The withdrawal of the three parties, two of which ruled Venezuela for four decades until President Hugo Chavez won office in 1998, could give the leftist governing party overwhelming control of the 167-member National Assembly.
If Chavez's slim majority in the Assembly increases to a two-thirds majority, the government will be poised to obtain a range of constitutional reforms, like an extension of the president's term.
"Under these conditions, we cannot participate in the electoral process," Henry Ramos, the secretary general of Democratic Action, said on Tuesday.
Democratic Action and officials of two other parties, the Social Christian Party, or Copei, and the smaller Project Venezuela, accused the electoral authorities of failing to correct errors in the voter registry and in electronic voting equipment, opening the door to fraud and discrimination against opponents of the government.
"Across this country, there is a profound lack of confidence in the electoral arbiter because it does not say the truth," said Cesar Perez Vivas, secretary general of Copei, which had asked that the elections be delayed.
Chavez, though, called the opposition pullout "political sabotage" and said it would not discredit his government. Other officials said the vote would take place as planned and harshly accused the opposition of withdrawing because it faced a dire outcome at the voting booth.
"Very well, let them go to hell," Vice President Jose Vicente Rangel said. "They know they are defeated because they see the polls, too."
Rangel and allies of the president also accused the US of playing a role in the withdrawal of the parties, noting that an election-monitoring group that receives financing from Washington, Sumate, called for Venezuelans to gather in churches on Sunday and raise their voices in anti-government prayer.

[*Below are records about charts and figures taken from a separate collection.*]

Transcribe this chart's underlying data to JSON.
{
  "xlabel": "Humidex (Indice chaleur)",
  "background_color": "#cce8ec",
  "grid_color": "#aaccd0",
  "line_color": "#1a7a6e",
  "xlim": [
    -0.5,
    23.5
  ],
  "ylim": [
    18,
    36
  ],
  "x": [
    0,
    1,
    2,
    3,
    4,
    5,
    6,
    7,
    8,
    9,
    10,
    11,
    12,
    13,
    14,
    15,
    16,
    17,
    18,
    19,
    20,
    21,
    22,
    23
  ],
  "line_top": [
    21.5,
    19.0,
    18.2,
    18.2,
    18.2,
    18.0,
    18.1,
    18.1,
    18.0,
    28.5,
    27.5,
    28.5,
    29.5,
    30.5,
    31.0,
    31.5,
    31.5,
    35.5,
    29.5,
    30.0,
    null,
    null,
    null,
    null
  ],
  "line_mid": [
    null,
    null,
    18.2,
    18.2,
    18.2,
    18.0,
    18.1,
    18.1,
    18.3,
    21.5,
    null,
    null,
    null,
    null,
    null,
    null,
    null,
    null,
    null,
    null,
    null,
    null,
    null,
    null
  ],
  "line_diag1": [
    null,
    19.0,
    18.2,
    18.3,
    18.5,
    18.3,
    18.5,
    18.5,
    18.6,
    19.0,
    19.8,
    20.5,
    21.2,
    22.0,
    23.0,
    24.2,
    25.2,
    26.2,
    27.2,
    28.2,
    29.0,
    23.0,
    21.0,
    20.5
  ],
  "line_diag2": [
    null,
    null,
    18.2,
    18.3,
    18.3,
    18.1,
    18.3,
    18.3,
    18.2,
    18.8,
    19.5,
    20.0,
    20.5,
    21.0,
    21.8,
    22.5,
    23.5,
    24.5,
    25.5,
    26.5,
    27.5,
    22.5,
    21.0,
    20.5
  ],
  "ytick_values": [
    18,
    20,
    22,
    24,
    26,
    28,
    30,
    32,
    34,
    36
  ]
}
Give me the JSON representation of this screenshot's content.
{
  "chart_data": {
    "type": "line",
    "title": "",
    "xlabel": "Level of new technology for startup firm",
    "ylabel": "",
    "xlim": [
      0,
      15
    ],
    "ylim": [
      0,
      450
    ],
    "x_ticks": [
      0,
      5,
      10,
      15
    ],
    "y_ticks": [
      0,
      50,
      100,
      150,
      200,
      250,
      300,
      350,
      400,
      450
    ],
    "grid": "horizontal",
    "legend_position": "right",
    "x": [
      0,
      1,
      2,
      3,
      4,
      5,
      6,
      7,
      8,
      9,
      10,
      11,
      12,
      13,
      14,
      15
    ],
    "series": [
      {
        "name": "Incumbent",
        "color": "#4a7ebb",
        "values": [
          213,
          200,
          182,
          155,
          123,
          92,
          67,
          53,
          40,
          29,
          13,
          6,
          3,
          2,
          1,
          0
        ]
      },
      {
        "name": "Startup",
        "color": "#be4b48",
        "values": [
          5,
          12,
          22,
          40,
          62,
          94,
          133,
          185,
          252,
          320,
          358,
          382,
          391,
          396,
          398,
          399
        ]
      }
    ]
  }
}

The three parties that are withdrawing hold 36 seats in the assembly. Three other important opposition parties will take part in the election, but the absence of Democratic Action and Copei is expected to be a blessing for Chavez's Fifth Republic Movement and its allies, which control nearly 90 seats.
"It's a disaster, a disaster for the opposition," Luis Vicente Leon, a political analysts who heads the Datanalisis polling company, said by phone from Caracas.
"Only a small part of the opposition will participate, and that's a disaster," he said.
Leon said the withdrawal of the parties would give Chavez and his allies more than 80 percent of the National Assembly, 10 percent more than they would have won had the opposition parties not withdrawn.